Bisherige Kommentare (Selber ein Kommentar hinterlassen)

  • Avatar Natalie Loos sagt:

    Ich hatte dieses Problem im März aufgrund des Fluglotsenstreiks in Frankreich. Ich saß eine Nacht in Amsterdam fest und hatte einen kompletten Tag Ausfall dadurch.
    Mir wurde mitgeteilt, dass dies nicht Verschulden der Fluggesellschaft war und ich deswegen keinen Anspruch auf Entschädigung hätte. Es gab nicht einmal ein paar Bonusmeilen.

  • Franziska Sobolowski Franziska Sobolowski sagt:

    Hallo Natalie, hast du es bei der Schlichtungsstelle versucht?

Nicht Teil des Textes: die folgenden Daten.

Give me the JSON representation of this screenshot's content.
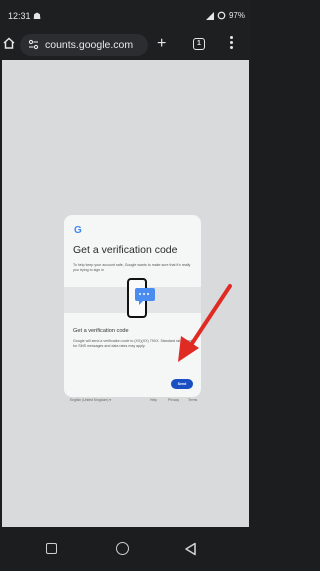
{
  "status_bar": {
    "time": "12:31",
    "left_icon": "☗",
    "battery": "97%",
    "icons": [
      "signal-icon",
      "wifi-icon",
      "alarm-icon",
      "battery-icon"
    ]
  },
  "toolbar": {
    "url": "counts.google.com",
    "tab_count": "1",
    "icons": [
      "home-icon",
      "site-settings-icon",
      "new-tab-icon",
      "tabs-icon",
      "more-menu-icon"
    ]
  },
  "page": {
    "logo": "G",
    "title": "Get a verification code",
    "description": "To help keep your account safe, Google wants to make sure that it's really you trying to sign in",
    "subheading": "Get a verification code",
    "note": "Google will send a verification code to (XX)(XX) 79XX. Standard rates apply for SMS messages and data rates may apply.",
    "send_button": "Send",
    "footer": {
      "language": "English (United Kingdom) ▾",
      "help": "Help",
      "privacy": "Privacy",
      "terms": "Terms"
    }
  },
  "colors": {
    "accent": "#1a4fc4",
    "annotation_arrow": "#e02b25",
    "google_blue": "#4285f4"
  }
}
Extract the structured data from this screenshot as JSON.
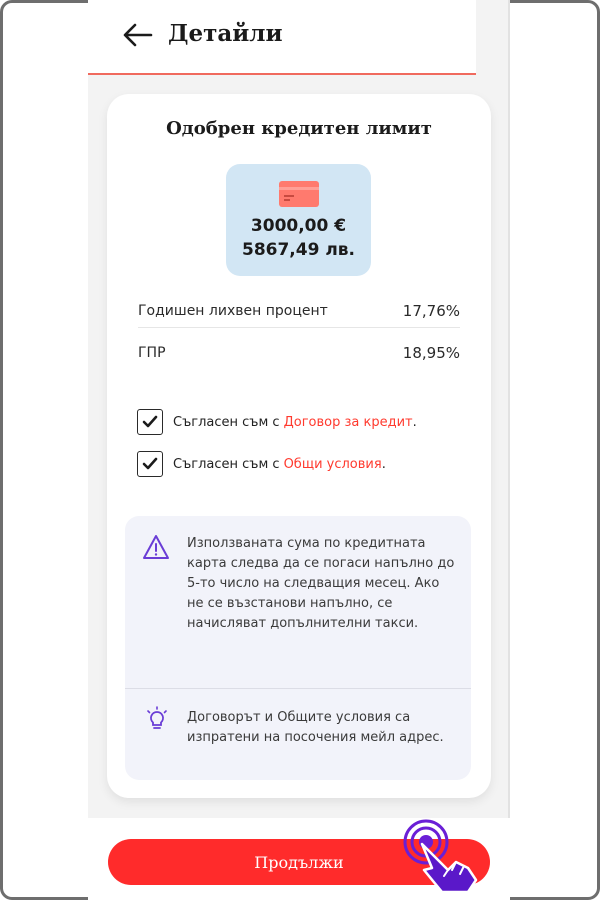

  • Avatar Till Heinrich sagt:

    Danke für den Artikel!
    Leider ist das Thema Gültigkeit oder Anwendbarkeit der Schutzmaßnahmen unterrepräsentiert:
    Fluggastrechte gelten bei internationalen Flügen sogar nur in eine Richtung oder andere Geselslchaften, die am deutschen Markt sehr präsent sind, unterliegen quasi keiner Maßnahme des Verbraucherschutzes…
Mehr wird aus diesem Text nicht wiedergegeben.